Posts Tagged ‘Human Anatomy’

Are humans still evolving? Have medical advances and the luxuries of modern life removed the pressures that natural selection might exert and so remove the driver for humans to change from generation to generation?

Sketch of median artery vessel which supplies blood to the human forearm and hand © Professor Maciej Henneberg
Sketch of the human forearm indicating the median artery (Image Credit: Professor Maciej Henneberg

Several examples can be pointed to which indicate that we humans are still evolving from increasing head size to the reduction in frequency of wisdom teeth. And a new example has just been discovered!

Researchers at Flinders University and the University of Adelaide (both in Adelaide, Australia) have discovered that some adult humans today have three arteries that bring blood to their forearm and hand, while the rest have only two. And the percentage of the population that has three is increasing. These results were published in the Journal of Anatomy in September 2020.

We all had three arteries in our forearms when in utero which are called the ulnar artery, the radial artery, and the median artery. But most adults only have two because the median artery (the one in the middle) generally disappears as a fetus develops. However, sometimes it never disappears, and adults will have a functioning median artery. This variation in development is where the researchers focused their attention.

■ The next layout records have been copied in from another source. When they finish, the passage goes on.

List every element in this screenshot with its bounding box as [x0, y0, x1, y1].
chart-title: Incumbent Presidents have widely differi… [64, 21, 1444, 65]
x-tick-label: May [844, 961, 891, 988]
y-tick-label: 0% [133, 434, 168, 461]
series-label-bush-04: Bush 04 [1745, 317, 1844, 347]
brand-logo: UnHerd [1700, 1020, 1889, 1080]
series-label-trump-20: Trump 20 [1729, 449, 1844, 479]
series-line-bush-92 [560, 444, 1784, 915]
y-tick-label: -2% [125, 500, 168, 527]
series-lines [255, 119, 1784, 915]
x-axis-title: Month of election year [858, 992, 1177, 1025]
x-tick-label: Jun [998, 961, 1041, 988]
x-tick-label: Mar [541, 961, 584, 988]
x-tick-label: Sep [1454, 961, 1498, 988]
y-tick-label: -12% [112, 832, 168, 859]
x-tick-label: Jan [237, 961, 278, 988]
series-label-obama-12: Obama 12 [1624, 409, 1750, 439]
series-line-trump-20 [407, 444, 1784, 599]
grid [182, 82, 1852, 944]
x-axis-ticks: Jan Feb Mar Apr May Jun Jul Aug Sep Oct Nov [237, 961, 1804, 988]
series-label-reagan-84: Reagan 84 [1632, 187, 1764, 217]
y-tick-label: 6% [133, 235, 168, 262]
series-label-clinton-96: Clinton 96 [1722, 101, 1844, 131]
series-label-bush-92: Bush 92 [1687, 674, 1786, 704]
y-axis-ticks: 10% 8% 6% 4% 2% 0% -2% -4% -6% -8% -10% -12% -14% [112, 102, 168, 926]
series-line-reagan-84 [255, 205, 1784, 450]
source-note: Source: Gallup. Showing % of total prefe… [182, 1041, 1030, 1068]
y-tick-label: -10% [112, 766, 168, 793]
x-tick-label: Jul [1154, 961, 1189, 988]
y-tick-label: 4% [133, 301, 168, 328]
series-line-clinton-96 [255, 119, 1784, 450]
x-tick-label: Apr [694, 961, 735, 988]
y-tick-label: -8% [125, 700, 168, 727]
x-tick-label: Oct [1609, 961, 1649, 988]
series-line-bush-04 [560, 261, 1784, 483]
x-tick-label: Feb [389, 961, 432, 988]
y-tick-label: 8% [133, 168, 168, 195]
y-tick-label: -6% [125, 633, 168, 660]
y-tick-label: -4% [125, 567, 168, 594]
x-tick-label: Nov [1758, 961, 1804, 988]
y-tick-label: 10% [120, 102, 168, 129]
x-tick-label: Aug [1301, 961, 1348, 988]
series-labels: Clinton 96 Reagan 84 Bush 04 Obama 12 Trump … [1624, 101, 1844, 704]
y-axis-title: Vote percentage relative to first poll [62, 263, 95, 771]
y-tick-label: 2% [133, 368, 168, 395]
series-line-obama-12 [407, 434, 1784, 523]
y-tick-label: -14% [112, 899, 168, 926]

Anatomists (people who study anatomy) have noted that the median artery disappears sometimes, but not always, for well over a hundred years. Some of these anatomists examined adults born in the 1880s and noted that about 10 percent of them still had their median artery and 90 percent has lost theirs. Researchers from those two universities in Australia mentioned above read these reports and wondered if those numbers had changed. They examined the forearms of adults born in the late 1900s and found that about 30 percent retained their median artery while the percent that lost their median artery was down to 70 percent.

Looking at those numbers, it might not seem very dramatic, but a 20 percent difference over just a few generations is pretty significant in evolutionary terms. If this rate of change continues, everyone born 80 years or more from now will have a median artery as adults. When most people have a median artery as adults, medical standards will need to change. At that point, having a median artery will be the normal condition, and no longer be considered a variant as it is today.

No one is sure why this trait is being favored. Having three arteries that feed the hand does allow for increased blood supply. While it might be tempting to try and explain this change as a reflection of how important hands are to our survival, that idea is not supported by any data. In fact, hands have been important for human survival since before we evolved into humans, so even the idea is a bit weak. Whatever pressures are causing natural selection to favor the retention of a median artery into adulthood is an interesting question that stands open.

This example of the median artery shows that humans are still evolving and that natural selection continues to influence our species even if we don’t understand why it may be occurring.